The detection of somatic SNVs in tumors is an important part of tumor resequencing because these mutations can be directly relevant to the disease and are the most numerous. One method of discovering somatic SNVs is to compare the sequencing results between a matched tumor and normal pair. To this end we developed SomaticSniper to directly compare the tumor and normal reads and calculate the probability that the two samples have identical genotypes in both samples.

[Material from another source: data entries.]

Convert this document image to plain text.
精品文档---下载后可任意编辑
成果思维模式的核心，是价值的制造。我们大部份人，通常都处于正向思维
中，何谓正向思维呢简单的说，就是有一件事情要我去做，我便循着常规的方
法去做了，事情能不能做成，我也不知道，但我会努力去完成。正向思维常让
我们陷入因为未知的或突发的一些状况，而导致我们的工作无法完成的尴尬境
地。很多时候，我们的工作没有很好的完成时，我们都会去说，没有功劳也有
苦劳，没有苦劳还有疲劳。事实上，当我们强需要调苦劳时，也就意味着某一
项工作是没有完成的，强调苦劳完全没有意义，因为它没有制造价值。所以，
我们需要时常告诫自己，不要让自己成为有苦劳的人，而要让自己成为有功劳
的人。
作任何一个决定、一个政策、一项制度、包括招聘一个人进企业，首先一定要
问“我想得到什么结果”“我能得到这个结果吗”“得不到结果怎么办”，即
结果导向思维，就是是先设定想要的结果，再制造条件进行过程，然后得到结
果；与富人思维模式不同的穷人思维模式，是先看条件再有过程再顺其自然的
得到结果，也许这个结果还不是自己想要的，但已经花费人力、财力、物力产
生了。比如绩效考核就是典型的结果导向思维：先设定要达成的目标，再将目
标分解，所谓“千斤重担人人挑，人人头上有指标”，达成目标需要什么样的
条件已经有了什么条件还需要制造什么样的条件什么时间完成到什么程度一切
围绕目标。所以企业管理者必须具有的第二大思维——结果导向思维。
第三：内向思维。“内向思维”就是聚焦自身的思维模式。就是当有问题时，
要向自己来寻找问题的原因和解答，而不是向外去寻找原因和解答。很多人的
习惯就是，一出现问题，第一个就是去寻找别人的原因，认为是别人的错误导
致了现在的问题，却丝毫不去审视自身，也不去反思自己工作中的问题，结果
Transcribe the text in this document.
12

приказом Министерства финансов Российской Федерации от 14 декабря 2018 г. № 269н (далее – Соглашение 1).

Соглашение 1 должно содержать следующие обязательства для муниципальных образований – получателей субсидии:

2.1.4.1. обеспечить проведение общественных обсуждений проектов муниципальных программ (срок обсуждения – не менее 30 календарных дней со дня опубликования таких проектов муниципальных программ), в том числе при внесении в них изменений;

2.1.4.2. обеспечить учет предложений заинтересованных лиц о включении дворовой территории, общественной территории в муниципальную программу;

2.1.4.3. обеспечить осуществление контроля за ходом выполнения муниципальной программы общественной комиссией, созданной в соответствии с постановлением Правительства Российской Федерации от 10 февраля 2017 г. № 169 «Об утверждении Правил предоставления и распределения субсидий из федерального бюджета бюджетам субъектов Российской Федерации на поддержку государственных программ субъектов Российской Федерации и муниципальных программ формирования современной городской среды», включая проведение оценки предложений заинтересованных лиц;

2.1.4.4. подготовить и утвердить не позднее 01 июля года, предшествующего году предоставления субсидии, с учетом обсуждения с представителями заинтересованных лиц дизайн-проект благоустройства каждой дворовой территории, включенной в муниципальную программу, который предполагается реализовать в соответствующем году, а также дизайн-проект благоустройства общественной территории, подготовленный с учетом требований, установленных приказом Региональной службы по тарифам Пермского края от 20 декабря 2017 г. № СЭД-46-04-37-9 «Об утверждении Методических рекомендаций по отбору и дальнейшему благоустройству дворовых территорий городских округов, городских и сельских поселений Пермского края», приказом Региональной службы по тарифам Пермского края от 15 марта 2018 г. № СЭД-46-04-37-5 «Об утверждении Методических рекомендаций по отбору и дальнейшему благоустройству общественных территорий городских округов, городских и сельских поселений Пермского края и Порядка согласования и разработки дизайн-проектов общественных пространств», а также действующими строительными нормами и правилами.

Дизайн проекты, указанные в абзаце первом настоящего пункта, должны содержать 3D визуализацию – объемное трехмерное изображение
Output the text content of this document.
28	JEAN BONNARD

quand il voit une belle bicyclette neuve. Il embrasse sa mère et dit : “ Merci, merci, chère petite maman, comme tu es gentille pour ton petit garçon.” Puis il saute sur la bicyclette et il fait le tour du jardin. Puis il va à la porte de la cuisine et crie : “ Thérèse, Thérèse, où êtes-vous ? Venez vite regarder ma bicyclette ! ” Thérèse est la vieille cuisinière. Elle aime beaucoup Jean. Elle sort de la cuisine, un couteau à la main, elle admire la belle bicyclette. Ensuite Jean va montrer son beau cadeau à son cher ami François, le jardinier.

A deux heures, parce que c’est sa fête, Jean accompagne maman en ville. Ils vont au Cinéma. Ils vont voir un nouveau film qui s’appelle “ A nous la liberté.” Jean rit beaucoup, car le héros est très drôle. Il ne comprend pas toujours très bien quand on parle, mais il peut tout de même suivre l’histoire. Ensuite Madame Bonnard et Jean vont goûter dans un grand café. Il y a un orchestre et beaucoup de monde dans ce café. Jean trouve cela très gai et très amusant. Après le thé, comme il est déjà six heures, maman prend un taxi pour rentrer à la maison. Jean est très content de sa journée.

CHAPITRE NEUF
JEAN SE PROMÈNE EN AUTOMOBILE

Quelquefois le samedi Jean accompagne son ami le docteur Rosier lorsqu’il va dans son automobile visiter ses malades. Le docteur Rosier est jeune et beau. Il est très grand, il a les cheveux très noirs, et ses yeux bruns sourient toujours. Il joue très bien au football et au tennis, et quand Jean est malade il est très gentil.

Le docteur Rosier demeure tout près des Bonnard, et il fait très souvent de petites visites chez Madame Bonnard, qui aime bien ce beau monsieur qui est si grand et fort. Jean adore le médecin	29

Our simulations on the algorithm show that it should be able to detect most mutations if the mutation is present in the majority of cells, and the normal is relatively pure. We have evaluated SomaticSniper on external data and found it to be more sensitive than other methods and, based on the total number of calls, of comparable specificity. Additionally, we have explored the precision of our algorithm by validating predicted somatic mutations on internally generated data. In contrast to our simulations, which suggested an FDR <15% if mapping error is non-existent, this validation experiment demonstrated a higher FDR. Our subsequent investigations revealed a number of reliable indicators that a predicted variant was, in fact, not real. Most interestingly, we identify an association of false positive bases with the Illumina Q2 base quality designation. This new feature may also prove useful in other false positive reduction techniques, such as base quality recalibration. By implementing some statistical and empirical filters, we were able to greatly increase the validation rate on both our training set and four independent datasets with only a small number of validated somatic mutations failing the filters. While our precision is low on the AML sample, this is expected since there are a smaller number of detectable events due to both tumor cells in the normal sample and a lower mutation rate for this cancer type. In solid tumors, where neither problem is likely to be as severe, we expect that the precision should be similar to that observed on the tested breast cancer tumors.
Despite the success of SomaticSniper on the COLO-829 data, this dataset represents an ideal case for somatic SNV calling and there remains room for improvement in future work. Since COLO-829 is a cell line, it represents the simple case of a perfectly pure, homogenous tumor with a perfectly pure, homogenous matched normal. Cancer projects will rarely work with such an ideal sample and tumors can be expected to contain multiple subclones with varying expected allele frequencies depending on their site-specific copy number and abundance within the tissue sample. Indeed, the internal data with which we evaluated our precision were obtained from a patient with a high white blood cell count (105 000 cells per microliter) and our data indicate that ~30% of the cells from the normal sample were, in fact, tumor (Ley et al., 2008
). In addition, the tumor sample will likely be impure in many cases. While the matched normal can be expected to be free of tumor cells for most samples, this may not always be the case (especially for liquid tumors that circulate into all tissues, and for solid tumors where the matched normal tissue is obtained from adjacent tissue).
Our simulation studies demonstrate the rapid decline of detection power that occurs when the normal sample contains tumor cells. This is due, in part, to the assumptions of the MAQ genotyping model underlying SomaticSniper, which currently operates by ignoring the copy number state and sample purity. This is true for SNVMix2 as well, since it derives its expected genotype frequencies from training on germline variants. Optionally, our caller can take into account the prior knowledge that somatic SNVs are expected to be rare, although our testing suggests that incorporating such a penalty significantly reduces the sensitivity of the algorithm at current WGS coverage levels (Supplementary Fig. S1
). As outlined above, these assumptions are inappropriate for optimal somatic SNV calling and future improvements in somatic SNV calling must take these issues into account.
Sites predicted to be somatic by our method will include both true mutations and some false positives. The number of false positives is likely to be a function of the quality of the reference sequence, the alignments, the data quality and the ability to accurately provide error estimates to the software. While our filters increase precision, fully specified error models or adjustments to the error estimates provided in the mapping qualities and base qualities of the data ought to improve the specificity and sensitivity of these filters.